(16.12.2005 19:01)
Es irritiert schon, wenn man an frühere Fallbeispiele denkt, die in der bundesrepublikanischen Presse ausführlich dargestellt worden sind. Auch im Vergleich zu ähnlichen Entführungsfällen in Italien, Frankreich und Spanien wird die Situation des Entführungsopfers Susanne Osthoff fast verschwiegen oder verschwindet hinter Schlagzeilen wie EU-Finanzierung, CIA-Folter und Eigenheimförderung. Fast scheu beschäftigt sich die deutsche Öffentlichkeit mit diesem Entführungsfall, als ob Archäologin und konvertierte Muslima einen Makel darstellen. Deshalb will die UO-Redaktion an dieser Stelle auf das Engagement von Frau Osthoff im Irak aufmerksam machen, das ungewöhnlich ist und mit dem in Deutschland beständig geforderten Begriff Zivilcourage nur unzureichend beschrieben werden kann.

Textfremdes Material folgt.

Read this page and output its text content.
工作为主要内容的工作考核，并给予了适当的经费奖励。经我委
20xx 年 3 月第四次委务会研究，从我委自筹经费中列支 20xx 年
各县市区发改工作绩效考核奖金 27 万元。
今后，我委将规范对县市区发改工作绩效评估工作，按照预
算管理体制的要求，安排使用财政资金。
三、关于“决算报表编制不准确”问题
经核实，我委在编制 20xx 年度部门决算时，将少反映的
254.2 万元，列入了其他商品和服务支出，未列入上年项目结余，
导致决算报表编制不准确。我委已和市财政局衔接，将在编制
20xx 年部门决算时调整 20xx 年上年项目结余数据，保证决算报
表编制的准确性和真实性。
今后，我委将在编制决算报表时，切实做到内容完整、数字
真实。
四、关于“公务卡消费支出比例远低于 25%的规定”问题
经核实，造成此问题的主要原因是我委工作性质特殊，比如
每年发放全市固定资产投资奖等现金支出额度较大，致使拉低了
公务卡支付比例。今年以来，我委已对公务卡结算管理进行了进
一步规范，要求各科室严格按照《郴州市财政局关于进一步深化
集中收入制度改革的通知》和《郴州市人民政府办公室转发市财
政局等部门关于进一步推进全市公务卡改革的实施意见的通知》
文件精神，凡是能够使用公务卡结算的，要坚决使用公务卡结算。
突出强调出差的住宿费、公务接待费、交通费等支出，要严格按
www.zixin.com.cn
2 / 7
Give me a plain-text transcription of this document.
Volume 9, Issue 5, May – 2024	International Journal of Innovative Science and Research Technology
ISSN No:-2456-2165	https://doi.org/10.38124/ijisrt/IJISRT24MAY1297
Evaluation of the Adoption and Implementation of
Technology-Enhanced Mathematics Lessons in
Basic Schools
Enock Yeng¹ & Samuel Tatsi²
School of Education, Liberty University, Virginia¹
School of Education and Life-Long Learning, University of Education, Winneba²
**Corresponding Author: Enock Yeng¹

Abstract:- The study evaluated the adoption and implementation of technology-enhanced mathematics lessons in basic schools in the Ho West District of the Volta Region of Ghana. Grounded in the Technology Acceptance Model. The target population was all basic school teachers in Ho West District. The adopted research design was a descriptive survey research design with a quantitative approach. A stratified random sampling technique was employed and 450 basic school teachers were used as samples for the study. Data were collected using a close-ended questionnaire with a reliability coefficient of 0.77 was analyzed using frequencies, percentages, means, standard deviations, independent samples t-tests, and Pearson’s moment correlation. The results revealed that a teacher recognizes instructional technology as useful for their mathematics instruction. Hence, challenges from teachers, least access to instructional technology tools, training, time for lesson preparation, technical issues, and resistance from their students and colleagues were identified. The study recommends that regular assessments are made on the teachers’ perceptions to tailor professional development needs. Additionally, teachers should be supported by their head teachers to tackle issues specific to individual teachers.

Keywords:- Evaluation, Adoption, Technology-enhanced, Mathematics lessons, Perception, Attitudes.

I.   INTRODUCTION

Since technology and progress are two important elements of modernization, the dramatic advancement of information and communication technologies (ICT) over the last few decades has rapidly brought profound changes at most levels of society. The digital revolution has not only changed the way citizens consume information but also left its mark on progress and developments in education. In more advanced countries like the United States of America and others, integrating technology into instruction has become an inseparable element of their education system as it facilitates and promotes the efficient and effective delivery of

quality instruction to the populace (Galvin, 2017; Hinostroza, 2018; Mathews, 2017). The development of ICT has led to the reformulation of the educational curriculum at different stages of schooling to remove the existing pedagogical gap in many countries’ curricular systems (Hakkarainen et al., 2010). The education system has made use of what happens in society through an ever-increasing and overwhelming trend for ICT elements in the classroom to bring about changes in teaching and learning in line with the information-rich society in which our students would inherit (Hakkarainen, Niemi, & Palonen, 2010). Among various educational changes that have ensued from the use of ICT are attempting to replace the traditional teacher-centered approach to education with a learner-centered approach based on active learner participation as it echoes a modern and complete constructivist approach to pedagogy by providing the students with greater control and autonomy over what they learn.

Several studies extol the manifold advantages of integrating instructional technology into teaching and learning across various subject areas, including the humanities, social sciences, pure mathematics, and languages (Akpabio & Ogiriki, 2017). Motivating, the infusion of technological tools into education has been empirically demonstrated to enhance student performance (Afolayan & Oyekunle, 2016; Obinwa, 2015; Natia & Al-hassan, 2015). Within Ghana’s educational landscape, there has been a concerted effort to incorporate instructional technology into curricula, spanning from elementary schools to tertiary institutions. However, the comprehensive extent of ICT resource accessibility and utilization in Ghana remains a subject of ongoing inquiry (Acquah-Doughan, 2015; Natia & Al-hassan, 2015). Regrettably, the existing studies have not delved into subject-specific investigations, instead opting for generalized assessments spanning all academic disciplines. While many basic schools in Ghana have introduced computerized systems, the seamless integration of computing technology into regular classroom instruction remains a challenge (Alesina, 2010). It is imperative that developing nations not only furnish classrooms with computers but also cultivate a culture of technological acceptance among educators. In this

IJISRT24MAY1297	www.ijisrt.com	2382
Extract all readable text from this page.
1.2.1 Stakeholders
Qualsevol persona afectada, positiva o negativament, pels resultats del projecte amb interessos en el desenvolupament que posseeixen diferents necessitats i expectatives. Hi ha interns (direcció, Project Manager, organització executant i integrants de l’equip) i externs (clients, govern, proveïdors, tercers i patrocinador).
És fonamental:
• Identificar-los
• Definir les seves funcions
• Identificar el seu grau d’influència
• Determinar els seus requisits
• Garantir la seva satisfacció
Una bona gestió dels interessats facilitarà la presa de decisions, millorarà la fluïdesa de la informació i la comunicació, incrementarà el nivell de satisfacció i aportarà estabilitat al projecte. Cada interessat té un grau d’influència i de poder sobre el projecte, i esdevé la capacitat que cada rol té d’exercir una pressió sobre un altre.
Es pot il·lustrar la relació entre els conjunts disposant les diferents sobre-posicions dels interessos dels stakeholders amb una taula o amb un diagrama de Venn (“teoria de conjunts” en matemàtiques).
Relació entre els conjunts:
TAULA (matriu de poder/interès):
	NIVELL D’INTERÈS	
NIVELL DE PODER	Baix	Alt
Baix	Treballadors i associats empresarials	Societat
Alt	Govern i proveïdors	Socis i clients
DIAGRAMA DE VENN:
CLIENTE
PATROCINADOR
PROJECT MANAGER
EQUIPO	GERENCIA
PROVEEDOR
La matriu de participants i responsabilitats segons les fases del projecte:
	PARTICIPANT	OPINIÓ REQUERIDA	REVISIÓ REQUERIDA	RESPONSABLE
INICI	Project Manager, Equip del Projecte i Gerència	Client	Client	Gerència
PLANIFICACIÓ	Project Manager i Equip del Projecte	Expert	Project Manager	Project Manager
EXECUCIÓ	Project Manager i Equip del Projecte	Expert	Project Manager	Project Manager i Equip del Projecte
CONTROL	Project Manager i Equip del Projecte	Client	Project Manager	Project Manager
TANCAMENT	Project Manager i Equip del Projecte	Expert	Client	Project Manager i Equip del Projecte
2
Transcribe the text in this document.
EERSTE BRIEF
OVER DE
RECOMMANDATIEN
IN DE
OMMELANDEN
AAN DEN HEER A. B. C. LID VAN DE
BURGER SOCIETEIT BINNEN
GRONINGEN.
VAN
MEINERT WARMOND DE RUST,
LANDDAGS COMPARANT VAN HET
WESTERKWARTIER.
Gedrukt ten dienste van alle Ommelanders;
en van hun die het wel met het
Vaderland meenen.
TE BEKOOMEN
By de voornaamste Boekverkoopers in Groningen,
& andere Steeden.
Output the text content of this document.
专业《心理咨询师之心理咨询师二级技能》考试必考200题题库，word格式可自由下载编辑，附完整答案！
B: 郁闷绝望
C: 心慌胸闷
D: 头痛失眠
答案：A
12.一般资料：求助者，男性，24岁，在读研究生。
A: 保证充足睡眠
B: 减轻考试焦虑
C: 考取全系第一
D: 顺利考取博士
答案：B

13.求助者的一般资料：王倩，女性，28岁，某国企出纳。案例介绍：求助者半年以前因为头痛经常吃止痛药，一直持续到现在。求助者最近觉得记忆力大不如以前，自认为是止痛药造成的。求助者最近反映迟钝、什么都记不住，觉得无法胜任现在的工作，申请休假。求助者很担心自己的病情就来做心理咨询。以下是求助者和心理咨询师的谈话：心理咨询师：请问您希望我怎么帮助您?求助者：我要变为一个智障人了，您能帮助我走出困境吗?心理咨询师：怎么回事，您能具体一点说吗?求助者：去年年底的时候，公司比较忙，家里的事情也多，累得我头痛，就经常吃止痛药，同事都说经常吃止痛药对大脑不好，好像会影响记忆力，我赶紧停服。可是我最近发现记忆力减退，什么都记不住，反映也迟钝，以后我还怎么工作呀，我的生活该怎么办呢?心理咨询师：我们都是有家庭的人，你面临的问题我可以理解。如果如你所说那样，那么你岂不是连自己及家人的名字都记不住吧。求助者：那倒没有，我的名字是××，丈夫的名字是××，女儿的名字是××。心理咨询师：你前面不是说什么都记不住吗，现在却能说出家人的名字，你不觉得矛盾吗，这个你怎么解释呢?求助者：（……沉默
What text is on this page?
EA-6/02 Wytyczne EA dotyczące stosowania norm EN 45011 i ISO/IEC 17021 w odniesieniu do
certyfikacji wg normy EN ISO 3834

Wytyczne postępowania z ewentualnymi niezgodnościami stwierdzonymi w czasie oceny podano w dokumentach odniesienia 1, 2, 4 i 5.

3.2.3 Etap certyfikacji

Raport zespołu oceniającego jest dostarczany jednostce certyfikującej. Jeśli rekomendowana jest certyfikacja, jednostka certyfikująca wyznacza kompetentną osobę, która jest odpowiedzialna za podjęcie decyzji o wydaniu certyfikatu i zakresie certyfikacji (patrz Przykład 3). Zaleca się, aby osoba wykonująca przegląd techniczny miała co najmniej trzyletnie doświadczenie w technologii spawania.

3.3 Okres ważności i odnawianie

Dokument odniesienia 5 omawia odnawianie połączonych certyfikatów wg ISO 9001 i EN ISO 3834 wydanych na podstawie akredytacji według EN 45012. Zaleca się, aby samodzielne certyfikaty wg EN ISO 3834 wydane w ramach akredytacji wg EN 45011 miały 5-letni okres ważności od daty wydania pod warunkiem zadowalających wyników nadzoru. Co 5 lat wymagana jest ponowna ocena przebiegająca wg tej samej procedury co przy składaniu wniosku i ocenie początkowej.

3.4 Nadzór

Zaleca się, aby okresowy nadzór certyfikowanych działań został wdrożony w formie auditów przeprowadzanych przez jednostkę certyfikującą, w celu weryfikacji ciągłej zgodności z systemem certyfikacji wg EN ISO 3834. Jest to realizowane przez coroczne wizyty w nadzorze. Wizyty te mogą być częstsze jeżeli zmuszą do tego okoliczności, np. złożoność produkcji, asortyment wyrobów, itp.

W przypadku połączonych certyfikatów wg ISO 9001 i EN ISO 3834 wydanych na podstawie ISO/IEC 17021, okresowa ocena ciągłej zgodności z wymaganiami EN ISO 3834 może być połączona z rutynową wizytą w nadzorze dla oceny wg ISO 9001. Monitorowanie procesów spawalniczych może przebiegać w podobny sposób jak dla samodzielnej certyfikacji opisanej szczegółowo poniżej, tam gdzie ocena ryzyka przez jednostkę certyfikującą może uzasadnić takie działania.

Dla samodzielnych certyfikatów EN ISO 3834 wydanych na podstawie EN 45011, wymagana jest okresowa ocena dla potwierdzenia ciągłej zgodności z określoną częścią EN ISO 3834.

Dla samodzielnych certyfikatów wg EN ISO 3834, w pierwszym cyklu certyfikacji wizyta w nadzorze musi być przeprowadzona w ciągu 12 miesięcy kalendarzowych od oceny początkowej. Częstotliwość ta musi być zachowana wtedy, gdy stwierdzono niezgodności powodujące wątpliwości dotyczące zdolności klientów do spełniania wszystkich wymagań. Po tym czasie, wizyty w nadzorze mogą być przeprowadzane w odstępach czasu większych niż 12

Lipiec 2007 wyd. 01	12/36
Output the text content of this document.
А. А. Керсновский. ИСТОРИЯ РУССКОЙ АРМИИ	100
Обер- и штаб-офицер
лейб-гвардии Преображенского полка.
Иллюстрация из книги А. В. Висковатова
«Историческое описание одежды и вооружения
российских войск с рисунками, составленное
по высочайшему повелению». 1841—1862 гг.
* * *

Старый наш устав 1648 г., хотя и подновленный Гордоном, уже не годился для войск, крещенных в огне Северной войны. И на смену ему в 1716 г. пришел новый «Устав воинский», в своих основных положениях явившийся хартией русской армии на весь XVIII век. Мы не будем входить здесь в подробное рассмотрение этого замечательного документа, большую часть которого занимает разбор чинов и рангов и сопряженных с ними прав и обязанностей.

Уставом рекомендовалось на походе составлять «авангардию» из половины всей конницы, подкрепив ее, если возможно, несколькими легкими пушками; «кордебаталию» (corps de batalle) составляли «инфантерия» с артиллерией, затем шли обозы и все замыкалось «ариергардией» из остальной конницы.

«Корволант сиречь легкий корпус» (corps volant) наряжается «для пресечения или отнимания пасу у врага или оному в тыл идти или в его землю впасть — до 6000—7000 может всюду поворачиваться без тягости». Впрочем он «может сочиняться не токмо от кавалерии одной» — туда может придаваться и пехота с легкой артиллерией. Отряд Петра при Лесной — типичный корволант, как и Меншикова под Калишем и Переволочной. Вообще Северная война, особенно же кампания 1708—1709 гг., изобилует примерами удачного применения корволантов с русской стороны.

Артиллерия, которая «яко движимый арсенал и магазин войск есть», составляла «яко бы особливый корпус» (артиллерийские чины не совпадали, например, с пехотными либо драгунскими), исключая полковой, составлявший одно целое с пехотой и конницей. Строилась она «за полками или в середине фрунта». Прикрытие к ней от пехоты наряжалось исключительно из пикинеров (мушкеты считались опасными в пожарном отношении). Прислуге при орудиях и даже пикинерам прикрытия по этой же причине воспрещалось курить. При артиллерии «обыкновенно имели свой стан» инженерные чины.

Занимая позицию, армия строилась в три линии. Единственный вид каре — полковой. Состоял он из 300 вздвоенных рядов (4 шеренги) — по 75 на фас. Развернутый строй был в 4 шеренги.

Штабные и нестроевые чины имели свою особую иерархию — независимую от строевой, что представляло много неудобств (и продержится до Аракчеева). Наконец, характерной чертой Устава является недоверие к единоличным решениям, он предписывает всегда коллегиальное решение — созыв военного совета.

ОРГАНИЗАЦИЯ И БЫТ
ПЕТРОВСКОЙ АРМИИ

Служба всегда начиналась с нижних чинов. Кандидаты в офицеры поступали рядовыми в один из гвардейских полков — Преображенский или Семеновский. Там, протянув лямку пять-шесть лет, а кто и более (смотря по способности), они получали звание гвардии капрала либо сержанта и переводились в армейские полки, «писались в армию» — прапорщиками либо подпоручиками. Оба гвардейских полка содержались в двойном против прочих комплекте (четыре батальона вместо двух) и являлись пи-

Ausgangspunkt: Irak-Intervention der USA
„Das Leid der 43-jährigen Archäologin und ihres Fahrers ist auf dem Foto nur zu ahnen, eines aber ist deutlich: Es zeigt Susanne Osthoff in der Opferrolle. Nach allem, was man über sie weiß, muss allein das eine Horrorsituation für die umtriebige Bayerin sein, die doch ihrerseits die Hilfe für die Not leidende Bevölkerung im Irak in den vergangenen Jahren zu ihrer Lebensaufgabe gemacht hat. „Wenn Sie wissen, wie die Menschen leiden, da kann man nicht warten, da muss man handeln“, hat Susanne Osthoff im März 2004 gesagt, als sie den „Tassilo“-Preis der „Süddeutschen Zeitung“ für Zivilcourage verliehen bekam. Osthoff hatte es im Jahr zuvor als erste Deutsche noch während des laufenden Irakkriegs geschafft, einen Lastwagen mit Medikamenten von Damaskus nach Bagdad zu bringen. Die angesehene internationale Hilfsorganisation IPPNW war seinerzeit froh, die fließend Arabisch sprechende Frau, die schon während ihres Studiums in München den Irak als ihre Leidenschaft entdeckt hatte, als Transportbegleiterin zu gewinnen. „Sie kennt dort unten Gott und die Welt“, heißt es anerkennend bei IPPNW, „und sie hat es damals wirklich geschafft, dass die Medikamente an ihren Bestimmungsort kamen und der Transport vorher nicht geplündert wurde.“ Angeblich hatte Osthoff damals Beduinen-Schleichwege quer durch die Wüste genutzt, um Überfällen auf den Lastwagen zu entgehen. Nach ihrer Ankunft in Bagdad erkrankte sie an Typhus.
Ein harter Einsatz ist das, rücksichtslos gegen sich selbst, immer im Dienst der Sache. Es scheint ihr Lebensmotto zu sein. Der Frankfurter Arzt Ulrich Gottstein, der sie im Mai 2004 im vom Krieg zerstörten Bagdad traf, um ihr, die „sehr knapp mit Geld war“, finanziell unter die Arme zu greifen, erinnert sich an eine vor Energie strotzende „arabisch gekleidete“ Frau, die gleichwohl „tieftraurig über das Elend der Menschen dort unten war“. Wehmut. Trauer. Wut. Waren das die Antriebsfedern der Susanne Osthoff? Hat sie, die noch zu Kriegszeiten einmal ihre Hilfsphilosophie so beschrieben hat: „Die Flüchtlinge kommen nicht raus, also muss ich rein“, dabei womöglich die Gefahr für ihr eigenes Leben übersehen? „Wenn man nass ist, dann spürt man den Regen nicht mehr“, hat Susanne Osthoff, Mutter einer elfjährigen, in Deutschland bei Freunden lebenden Tochter, einmal gesagt und damit ihr von viel Entbehrungen gekennzeichnetes Engagement für die Menschen im Irak zu erklären versucht.
Doch in der Gemeinschaft der internationalen Hilfsorganisationen wird der Einsatz im Irak zunehmend als unverantwortbar gefährlich angesehen. So stellten im vergangenen Jahr viele ausländische Organisationen nach und nach ihre Arbeit ein. „Im Irak kann man nicht mehr arbeiten“, sagt ein Mitarbeiter einer Hilfsorganisation, der schon vor dem Krieg in Bagdad war und auch die entführte Susanne Osthoff kennt. „Der Aufwand und die Gefahr stehen in keinem Verhältnis zum Resultat mehr“, fasst er, der ungenannt bleiben will, seine Erfahrungen zusammen – nichts sei mehr vorhersehbar, keiner der in anderen Krisenregionen üblichen Schutzmechanismen greife mehr.